Biasanya di sore hari banyak anak-anak yang sedang bermain-main di sini, atau para lansia yang berjalan kaki menikmati sore harinya Kota Bandung. Mungkin itu alasan kenapa taman ini disebut Taman Lansia.

Aku duduk di salah satu kursi yang menghadap ke arah kolam ikan yang cukup besar itu. Anak-anak yang sedang bermain-main tadi terlihat sedang melihat lihainya ikan-ikan yang sedang berenang itu, di selingi oleh beberapa kejahilan khas anak kecil.

“Kamu di sini juga?” suara familiar itu mengalihkan pandanganku. Sosok itu kini duduk di sampingku.

“Davi?” kataku tak percaya.

Davi duduk di sampingku, lengkap dengan pakaian seragamnya. Ia tersenyum melihatku, sementara aku merasa canggung bertemu dengannya. Bagaimana tidak. Sumber kebimbangan, kegalauan, kesedihanku beberapa hari lalu adalah ketua kelasku sendiri, yang kini muncul bagai pahlawan super yang datang tiba-tiba.

“Ngapain?” tanyanya.

“C-cuma, duduk aja,” jawabku gugup mencari-cari alasan yang tak masuk akal. Davi juga tahu jika aku sedang duduk sekarang. Duh, Tasya!

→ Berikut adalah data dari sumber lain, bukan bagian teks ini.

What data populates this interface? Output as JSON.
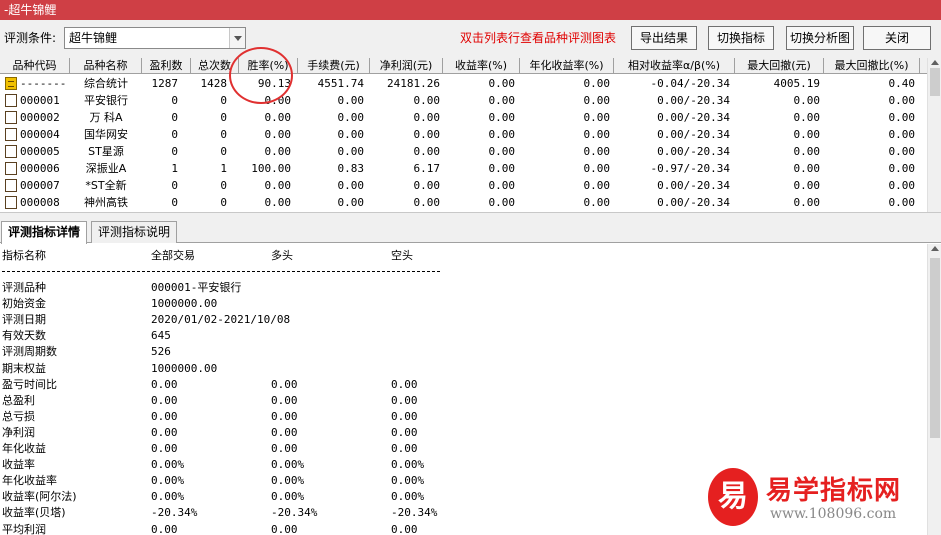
{
  "window": {
    "title": "-超牛锦鲤"
  },
  "toolbar": {
    "condition_label": "评测条件:",
    "condition_value": "超牛锦鲤",
    "hint": "双击列表行查看品种评测图表",
    "export_label": "导出结果",
    "switch_label": "切换指标",
    "chart_label": "切换分析图",
    "close_label": "关闭"
  },
  "grid": {
    "headers": [
      "品种代码",
      "品种名称",
      "盈利数",
      "总次数",
      "胜率(%)",
      "手续费(元)",
      "净利润(元)",
      "收益率(%)",
      "年化收益率(%)",
      "相对收益率α/β(%)",
      "最大回撤(元)",
      "最大回撤比(%)"
    ],
    "rows": [
      {
        "code": "-------",
        "name": "综合统计",
        "win": "1287",
        "total": "1428",
        "rate": "90.13",
        "fee": "4551.74",
        "profit": "24181.26",
        "ret": "0.00",
        "annual": "0.00",
        "rel": "-0.04/-20.34",
        "dd": "4005.19",
        "ddr": "0.40"
      },
      {
        "code": "000001",
        "name": "平安银行",
        "win": "0",
        "total": "0",
        "rate": "0.00",
        "fee": "0.00",
        "profit": "0.00",
        "ret": "0.00",
        "annual": "0.00",
        "rel": "0.00/-20.34",
        "dd": "0.00",
        "ddr": "0.00"
      },
      {
        "code": "000002",
        "name": "万 科A",
        "win": "0",
        "total": "0",
        "rate": "0.00",
        "fee": "0.00",
        "profit": "0.00",
        "ret": "0.00",
        "annual": "0.00",
        "rel": "0.00/-20.34",
        "dd": "0.00",
        "ddr": "0.00"
      },
      {
        "code": "000004",
        "name": "国华网安",
        "win": "0",
        "total": "0",
        "rate": "0.00",
        "fee": "0.00",
        "profit": "0.00",
        "ret": "0.00",
        "annual": "0.00",
        "rel": "0.00/-20.34",
        "dd": "0.00",
        "ddr": "0.00"
      },
      {
        "code": "000005",
        "name": "ST星源",
        "win": "0",
        "total": "0",
        "rate": "0.00",
        "fee": "0.00",
        "profit": "0.00",
        "ret": "0.00",
        "annual": "0.00",
        "rel": "0.00/-20.34",
        "dd": "0.00",
        "ddr": "0.00"
      },
      {
        "code": "000006",
        "name": "深振业A",
        "win": "1",
        "total": "1",
        "rate": "100.00",
        "fee": "0.83",
        "profit": "6.17",
        "ret": "0.00",
        "annual": "0.00",
        "rel": "-0.97/-20.34",
        "dd": "0.00",
        "ddr": "0.00"
      },
      {
        "code": "000007",
        "name": "*ST全新",
        "win": "0",
        "total": "0",
        "rate": "0.00",
        "fee": "0.00",
        "profit": "0.00",
        "ret": "0.00",
        "annual": "0.00",
        "rel": "0.00/-20.34",
        "dd": "0.00",
        "ddr": "0.00"
      },
      {
        "code": "000008",
        "name": "神州高铁",
        "win": "0",
        "total": "0",
        "rate": "0.00",
        "fee": "0.00",
        "profit": "0.00",
        "ret": "0.00",
        "annual": "0.00",
        "rel": "0.00/-20.34",
        "dd": "0.00",
        "ddr": "0.00"
      }
    ]
  },
  "tabs": {
    "detail": "评测指标详情",
    "explain": "评测指标说明"
  },
  "detail": {
    "headers": [
      "指标名称",
      "全部交易",
      "多头",
      "空头"
    ],
    "info": [
      {
        "label": "评测品种",
        "value": "000001-平安银行"
      },
      {
        "label": "初始资金",
        "value": "1000000.00"
      },
      {
        "label": "评测日期",
        "value": "2020/01/02-2021/10/08"
      },
      {
        "label": "有效天数",
        "value": "645"
      },
      {
        "label": "评测周期数",
        "value": "526"
      },
      {
        "label": "期末权益",
        "value": "1000000.00"
      }
    ],
    "metrics": [
      {
        "label": "盈亏时间比",
        "all": "0.00",
        "long": "0.00",
        "short": "0.00"
      },
      {
        "label": "总盈利",
        "all": "0.00",
        "long": "0.00",
        "short": "0.00"
      },
      {
        "label": "总亏损",
        "all": "0.00",
        "long": "0.00",
        "short": "0.00"
      },
      {
        "label": "净利润",
        "all": "0.00",
        "long": "0.00",
        "short": "0.00"
      },
      {
        "label": "年化收益",
        "all": "0.00",
        "long": "0.00",
        "short": "0.00"
      },
      {
        "label": "收益率",
        "all": "0.00%",
        "long": "0.00%",
        "short": "0.00%"
      },
      {
        "label": "年化收益率",
        "all": "0.00%",
        "long": "0.00%",
        "short": "0.00%"
      },
      {
        "label": "收益率(阿尔法)",
        "all": "0.00%",
        "long": "0.00%",
        "short": "0.00%"
      },
      {
        "label": "收益率(贝塔)",
        "all": "-20.34%",
        "long": "-20.34%",
        "short": "-20.34%"
      },
      {
        "label": "平均利润",
        "all": "0.00",
        "long": "0.00",
        "short": "0.00"
      }
    ]
  },
  "watermark": {
    "logo_char": "易",
    "brand": "易学指标网",
    "url": "www.108096.com"
  },
  "colors": {
    "titlebar": "#cf3f45",
    "hint": "#e00000",
    "brand": "#e52020"
  }
}
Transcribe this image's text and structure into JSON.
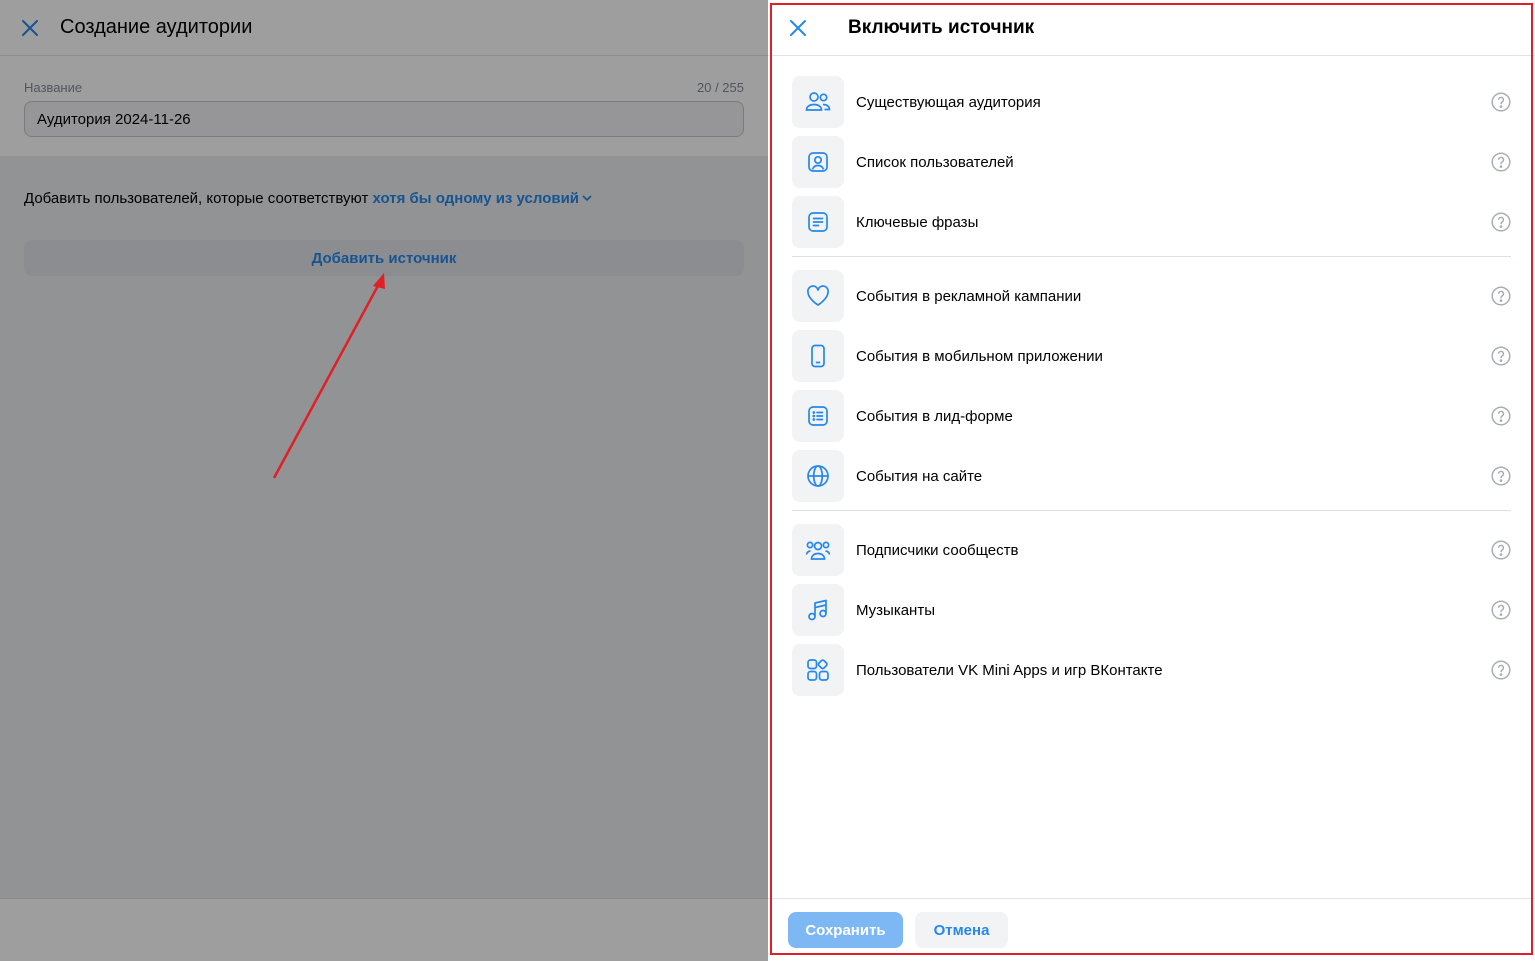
{
  "left_page": {
    "title": "Создание аудитории",
    "name_label": "Название",
    "name_counter": "20 / 255",
    "name_value": "Аудитория 2024-11-26",
    "condition_prefix": "Добавить пользователей, которые соответствуют",
    "condition_link": "хотя бы одному из условий",
    "add_source_label": "Добавить источник"
  },
  "panel": {
    "title": "Включить источник",
    "groups": [
      [
        {
          "label": "Существующая аудитория",
          "icon": "users-icon"
        },
        {
          "label": "Список пользователей",
          "icon": "user-card-icon"
        },
        {
          "label": "Ключевые фразы",
          "icon": "text-lines-icon"
        }
      ],
      [
        {
          "label": "События в рекламной кампании",
          "icon": "heart-icon"
        },
        {
          "label": "События в мобильном приложении",
          "icon": "phone-icon"
        },
        {
          "label": "События в лид-форме",
          "icon": "list-form-icon"
        },
        {
          "label": "События на сайте",
          "icon": "globe-icon"
        }
      ],
      [
        {
          "label": "Подписчики сообществ",
          "icon": "community-icon"
        },
        {
          "label": "Музыканты",
          "icon": "music-note-icon"
        },
        {
          "label": "Пользователи VK Mini Apps и игр ВКонтакте",
          "icon": "apps-icon"
        }
      ]
    ],
    "save_label": "Сохранить",
    "cancel_label": "Отмена"
  },
  "colors": {
    "accent": "#2688eb",
    "save_disabled": "#7db8f5",
    "annotation_red": "#e01f26"
  }
}
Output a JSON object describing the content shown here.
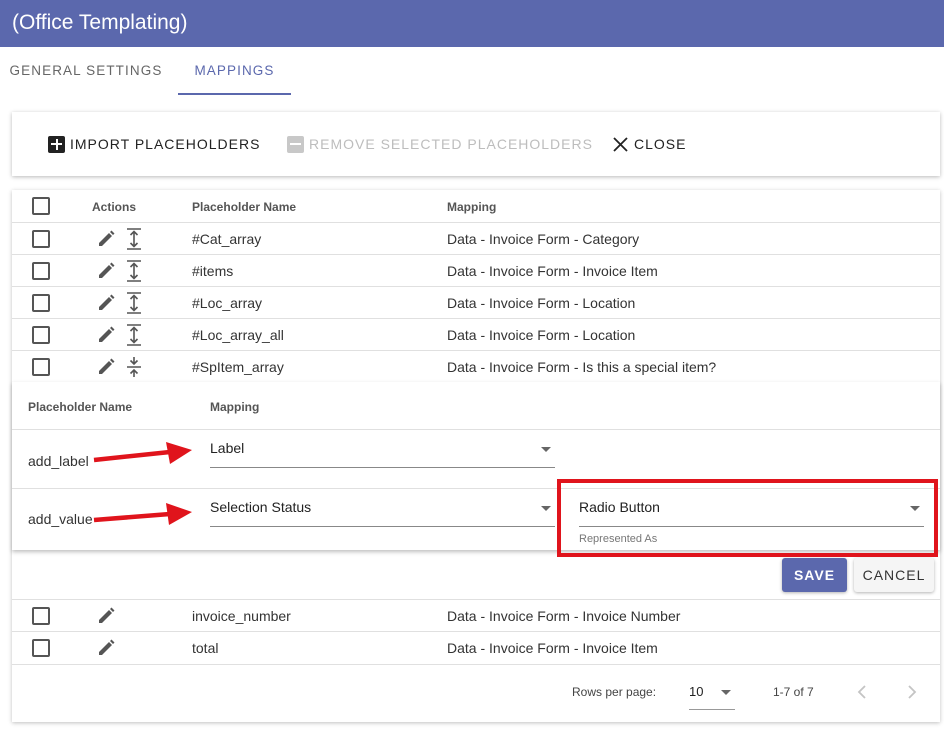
{
  "app": {
    "title": "(Office Templating)"
  },
  "tabs": [
    {
      "label": "GENERAL SETTINGS",
      "active": false
    },
    {
      "label": "MAPPINGS",
      "active": true
    }
  ],
  "toolbar": {
    "import_label": "IMPORT PLACEHOLDERS",
    "remove_label": "REMOVE SELECTED PLACEHOLDERS",
    "close_label": "CLOSE"
  },
  "table": {
    "headers": {
      "actions": "Actions",
      "placeholder": "Placeholder Name",
      "mapping": "Mapping"
    },
    "rows": [
      {
        "placeholder": "#Cat_array",
        "mapping": "Data - Invoice Form - Category",
        "expand_icon": "expand-icon"
      },
      {
        "placeholder": "#items",
        "mapping": "Data - Invoice Form - Invoice Item",
        "expand_icon": "expand-icon"
      },
      {
        "placeholder": "#Loc_array",
        "mapping": "Data - Invoice Form - Location",
        "expand_icon": "expand-icon"
      },
      {
        "placeholder": "#Loc_array_all",
        "mapping": "Data - Invoice Form - Location",
        "expand_icon": "expand-icon"
      },
      {
        "placeholder": "#SpItem_array",
        "mapping": "Data - Invoice Form - Is this a special item?",
        "expand_icon": "collapse-icon"
      }
    ],
    "rows_after": [
      {
        "placeholder": "invoice_number",
        "mapping": "Data - Invoice Form - Invoice Number"
      },
      {
        "placeholder": "total",
        "mapping": "Data - Invoice Form - Invoice Item"
      }
    ]
  },
  "nested": {
    "headers": {
      "placeholder": "Placeholder Name",
      "mapping": "Mapping"
    },
    "rows": [
      {
        "placeholder": "add_label",
        "mapping": "Label"
      },
      {
        "placeholder": "add_value",
        "mapping": "Selection Status",
        "represented_as": "Radio Button",
        "represented_as_label": "Represented As"
      }
    ],
    "save_label": "SAVE",
    "cancel_label": "CANCEL"
  },
  "pager": {
    "rows_per_page_label": "Rows per page:",
    "rows_per_page": "10",
    "range": "1-7 of 7"
  },
  "colors": {
    "primary": "#5b68ad",
    "annotation": "#e0141c"
  }
}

“Hahaha….” Davi kembali tertawa. “Biasanya aku juga sering nongkrong di sini,” katanya. “Karena aku gak penah ketemu sama anak-anak di sekolah kita, jadinya tempat ini cocok buat menyendiri, sambil mikirin masalah sendiri,” katanya lagi dengan cengiran khasnya.

“Ohh, kayaknya aku ngejajah tempat kamu ya?” tanyaku tidak enak.

“Gak apa-apa, tempat ini juga bukan punya aku. Lagian aku ketemunya sama Tasya, gak apa-apa kok.”

Niatku untuk pergi akhirnya kuurungkan. Meski degup jantung ini masih sama seperti sebelum-sebelumnya, tapi kali ini aku tak mau beranjak pergi dari Davi, entah apa maksudnya, hanya saja aku tak ingin momen ini menjadi singkat.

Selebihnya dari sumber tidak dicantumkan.